Platzchef Sneve selbst ist einer der Profiteure des arktischen Aufschwungs. In Hammerfest leitet er ein Immobilienprojekt – Wohnungen und Büros sind dort enorm gefragt und teuer. Vivi, seine Frau, ist seit vier Jahren Chefin des Skaidi Hotels, einer nahegelegenen Unterkunft mit 41 Zimmern. Bei ihr übernachten Feriengäste, die tagsüber fischen gehen, und tagen Mitarbeiter von Rohstoffkonzernen, die manchmal gar per Helikopter zum Meeting anreisen.

Golf mit dem Rentier

Wer die weite Anreise zum Golfplatz nicht scheut, den belohnen die entspannte Stimmung auf dem Grün und die Natur ringsherum. Die Luft ist klar und rein wie an wenigen Orten in Europa. Überall auf dem Platz wachsen Beeren – zwischen zwei Schlägen verputzt Sneve gerne eine Handvoll.
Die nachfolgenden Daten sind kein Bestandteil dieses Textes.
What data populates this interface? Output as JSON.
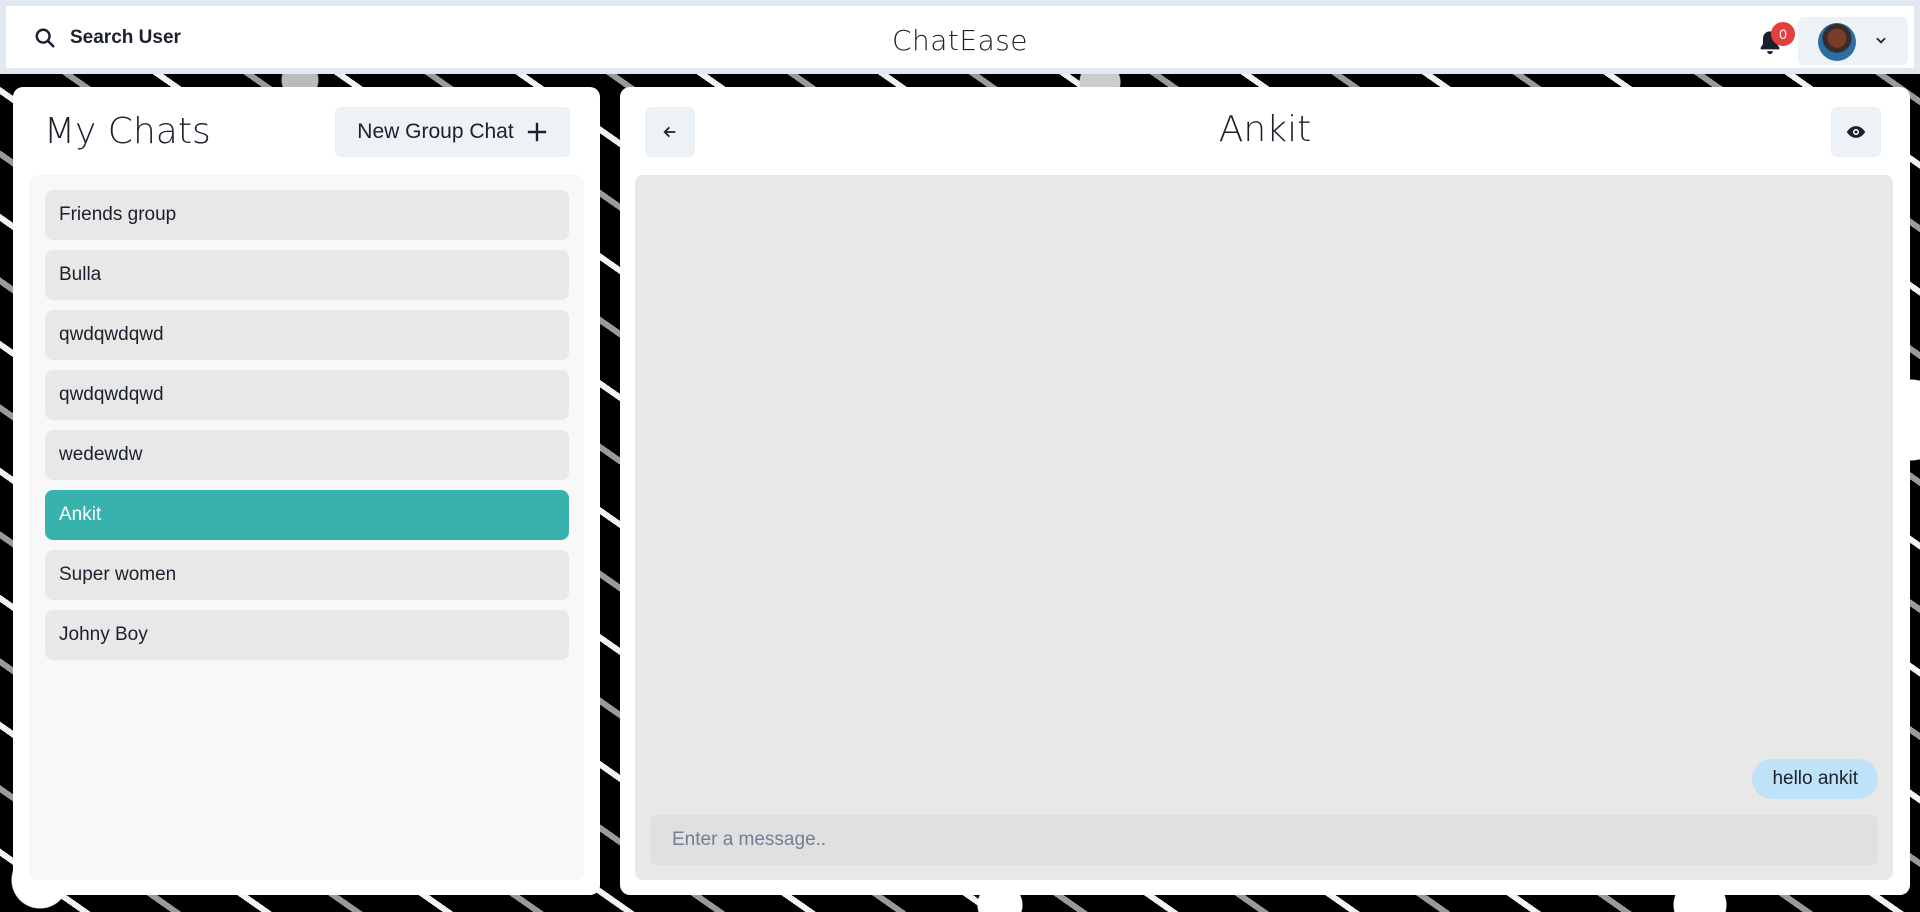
{
  "header": {
    "search_label": "Search User",
    "app_title": "ChatEase",
    "notification_count": "0"
  },
  "sidebar": {
    "title": "My Chats",
    "new_group_label": "New Group Chat",
    "chats": [
      {
        "name": "Friends group",
        "active": false
      },
      {
        "name": "Bulla",
        "active": false
      },
      {
        "name": "qwdqwdqwd",
        "active": false
      },
      {
        "name": "qwdqwdqwd",
        "active": false
      },
      {
        "name": "wedewdw",
        "active": false
      },
      {
        "name": "Ankit",
        "active": true
      },
      {
        "name": "Super women",
        "active": false
      },
      {
        "name": "Johny Boy",
        "active": false
      }
    ]
  },
  "chat": {
    "title": "Ankit",
    "messages": [
      {
        "text": "hello ankit",
        "own": true
      }
    ],
    "input_placeholder": "Enter a message.."
  },
  "colors": {
    "accent": "#38b2ac",
    "own_bubble": "#bee3f8",
    "badge": "#e53e3e"
  }
}
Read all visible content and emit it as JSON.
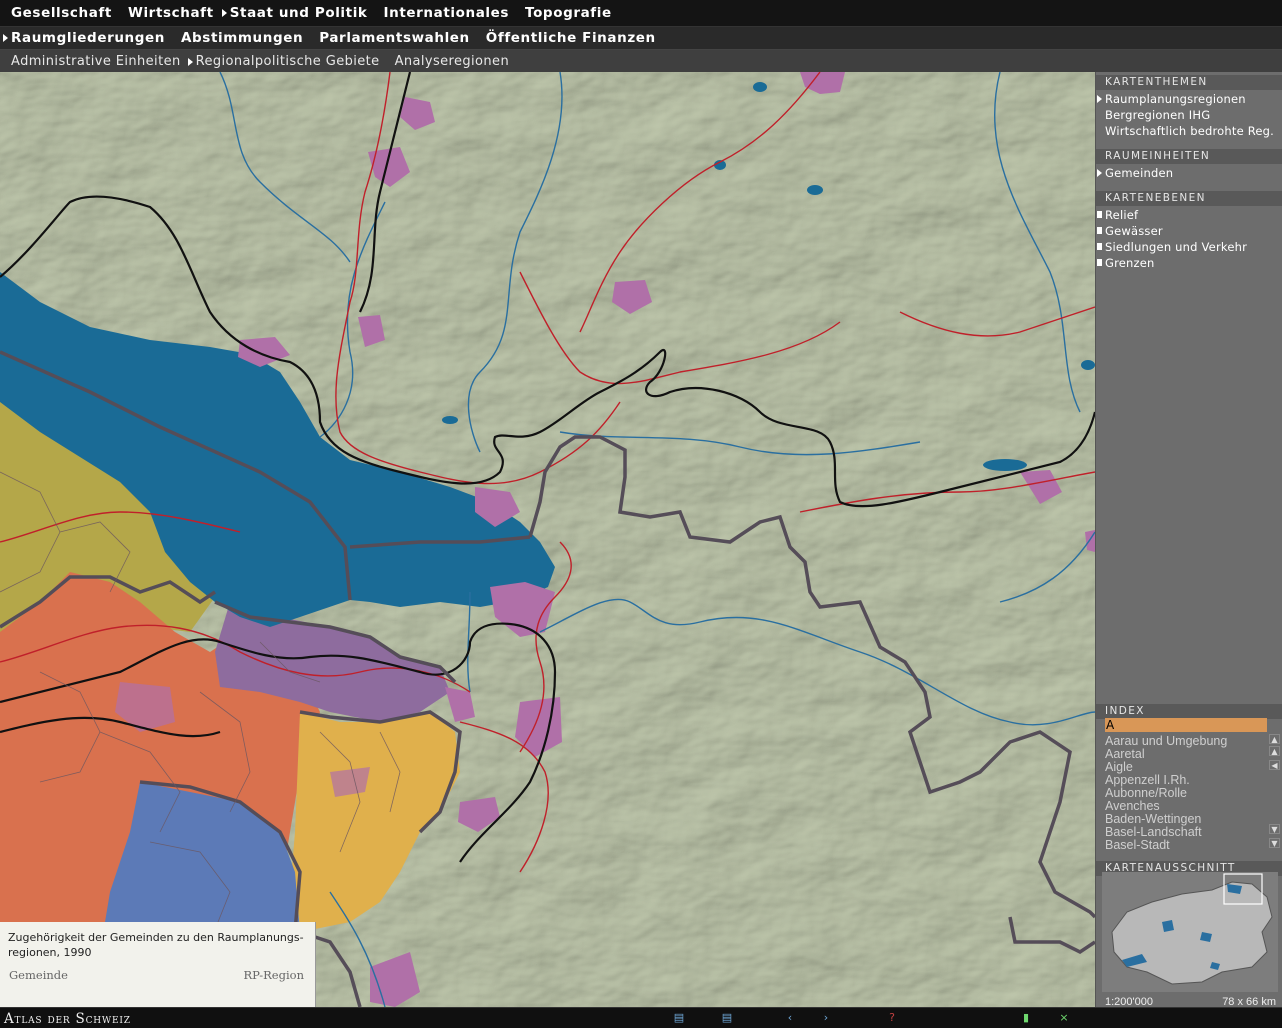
{
  "nav": {
    "primary": [
      {
        "label": "Gesellschaft",
        "active": false
      },
      {
        "label": "Wirtschaft",
        "active": false
      },
      {
        "label": "Staat und Politik",
        "active": true
      },
      {
        "label": "Internationales",
        "active": false
      },
      {
        "label": "Topografie",
        "active": false
      }
    ],
    "secondary": [
      {
        "label": "Raumgliederungen",
        "active": true
      },
      {
        "label": "Abstimmungen",
        "active": false
      },
      {
        "label": "Parlamentswahlen",
        "active": false
      },
      {
        "label": "Öffentliche Finanzen",
        "active": false
      }
    ],
    "tertiary": [
      {
        "label": "Administrative Einheiten",
        "active": false
      },
      {
        "label": "Regionalpolitische Gebiete",
        "active": true
      },
      {
        "label": "Analyseregionen",
        "active": false
      }
    ]
  },
  "side": {
    "kartenthemen": {
      "heading": "KARTENTHEMEN",
      "items": [
        "Raumplanungsregionen",
        "Bergregionen IHG",
        "Wirtschaftlich bedrohte Reg."
      ]
    },
    "raumeinheiten": {
      "heading": "RAUMEINHEITEN",
      "items": [
        "Gemeinden"
      ]
    },
    "kartenebenen": {
      "heading": "KARTENEBENEN",
      "items": [
        "Relief",
        "Gewässer",
        "Siedlungen und Verkehr",
        "Grenzen"
      ]
    },
    "index": {
      "heading": "INDEX",
      "input_value": "A",
      "items": [
        "Aarau und Umgebung",
        "Aaretal",
        "Aigle",
        "Appenzell I.Rh.",
        "Aubonne/Rolle",
        "Avenches",
        "Baden-Wettingen",
        "Basel-Landschaft",
        "Basel-Stadt"
      ]
    },
    "kartenausschnitt": {
      "heading": "KARTENAUSSCHNITT",
      "scale": "1:200'000",
      "dims": "78 x 66 km"
    }
  },
  "legend": {
    "title": "Zugehörigkeit der Gemeinden zu den Raumplanungs-regionen, 1990",
    "left": "Gemeinde",
    "right": "RP-Region"
  },
  "footer": {
    "brand": "Atlas der Schweiz"
  },
  "colors": {
    "lake": "#1a6b96",
    "terrain": "#b6bfa3",
    "settlement": "#b070a8",
    "border": "#554d58",
    "road": "#c0202a",
    "rail": "#111111",
    "river": "#2a6fa0"
  }
}
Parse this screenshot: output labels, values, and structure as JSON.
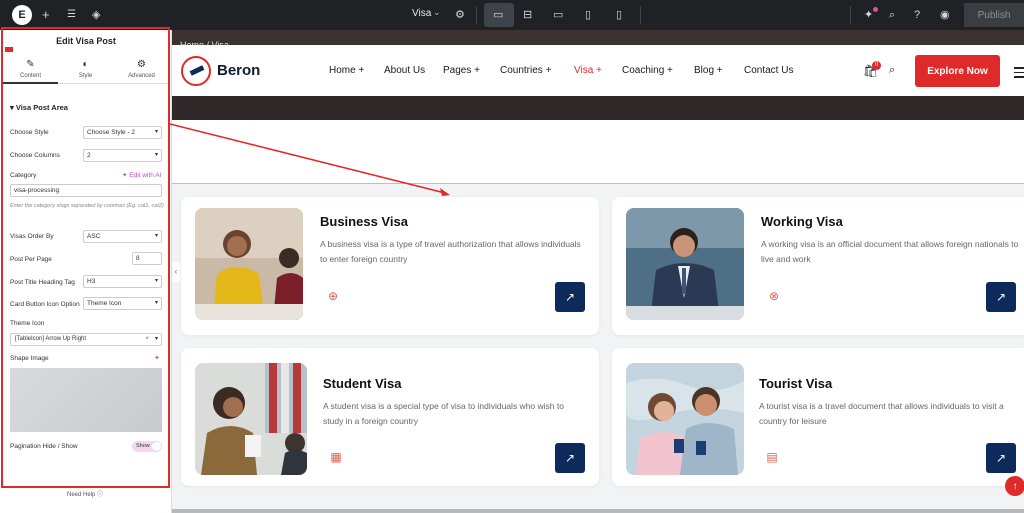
{
  "toolbar": {
    "page_name": "Visa",
    "publish_label": "Publish"
  },
  "panel": {
    "title": "Edit Visa Post",
    "tabs": [
      {
        "label": "Content",
        "icon": "pencil-icon"
      },
      {
        "label": "Style",
        "icon": "half-circle-icon"
      },
      {
        "label": "Advanced",
        "icon": "gear-icon"
      }
    ],
    "section": "Visa Post Area",
    "controls": {
      "choose_style": {
        "label": "Choose Style",
        "value": "Choose Style - 2"
      },
      "choose_columns": {
        "label": "Choose Columns",
        "value": "2"
      },
      "category": {
        "label": "Category",
        "value": "visa-processing",
        "edit_ai": "Edit with AI",
        "hint": "Enter the category slugs separated by commas (Eg. cat1, cat2)"
      },
      "order_by": {
        "label": "Visas Order By",
        "value": "ASC"
      },
      "per_page": {
        "label": "Post Per Page",
        "value": "8"
      },
      "heading_tag": {
        "label": "Post Title Heading Tag",
        "value": "H3"
      },
      "card_icon_option": {
        "label": "Card Button Icon Option",
        "value": "Theme Icon"
      },
      "theme_icon": {
        "label": "Theme Icon",
        "value": "[TableIcon] Arrow Up Right"
      },
      "shape_image": {
        "label": "Shape Image"
      },
      "pagination": {
        "label": "Pagination Hide / Show",
        "value": "Show"
      }
    },
    "need_help": "Need Help"
  },
  "site": {
    "breadcrumb": "Home / Visa",
    "brand": "Beron",
    "nav": [
      {
        "label": "Home +",
        "active": false
      },
      {
        "label": "About Us",
        "active": false
      },
      {
        "label": "Pages +",
        "active": false
      },
      {
        "label": "Countries +",
        "active": false
      },
      {
        "label": "Visa +",
        "active": true
      },
      {
        "label": "Coaching +",
        "active": false
      },
      {
        "label": "Blog +",
        "active": false
      },
      {
        "label": "Contact Us",
        "active": false
      }
    ],
    "cart_count": "0",
    "cta": "Explore Now",
    "accent": "#e02a2a",
    "navy": "#0d2a5a",
    "cards": [
      {
        "title": "Business Visa",
        "desc": "A business visa is a type of travel authorization that allows individuals to enter foreign country"
      },
      {
        "title": "Working Visa",
        "desc": "A working visa is an official document that allows foreign nationals to live and work"
      },
      {
        "title": "Student Visa",
        "desc": "A student visa is a special type of visa to individuals who wish to study in a foreign country"
      },
      {
        "title": "Tourist Visa",
        "desc": "A tourist visa is a travel document that allows individuals to visit a country for leisure"
      }
    ]
  }
}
Und öfter verirrt sich ein Rentier auf das Grün, dann vereinen sich die Spieler zur Treibjagd.

Jeden Mittwoch treffen sich die Mitglieder zum Match, bisweilen unter der Mitternachtssonne. "Im Sommer golfen wir rund um die Uhr", sagt Sneve. "Im Winter bleiben wir zuhause." Denn dann zeigt das Thermometer im Schnitt fünf Grad minus, und die Finnmarker sind allenfalls per Schneemobil unterwegs. Wer dann noch Golfen will, muss in den Süden reisen, weit hinab in den Süden.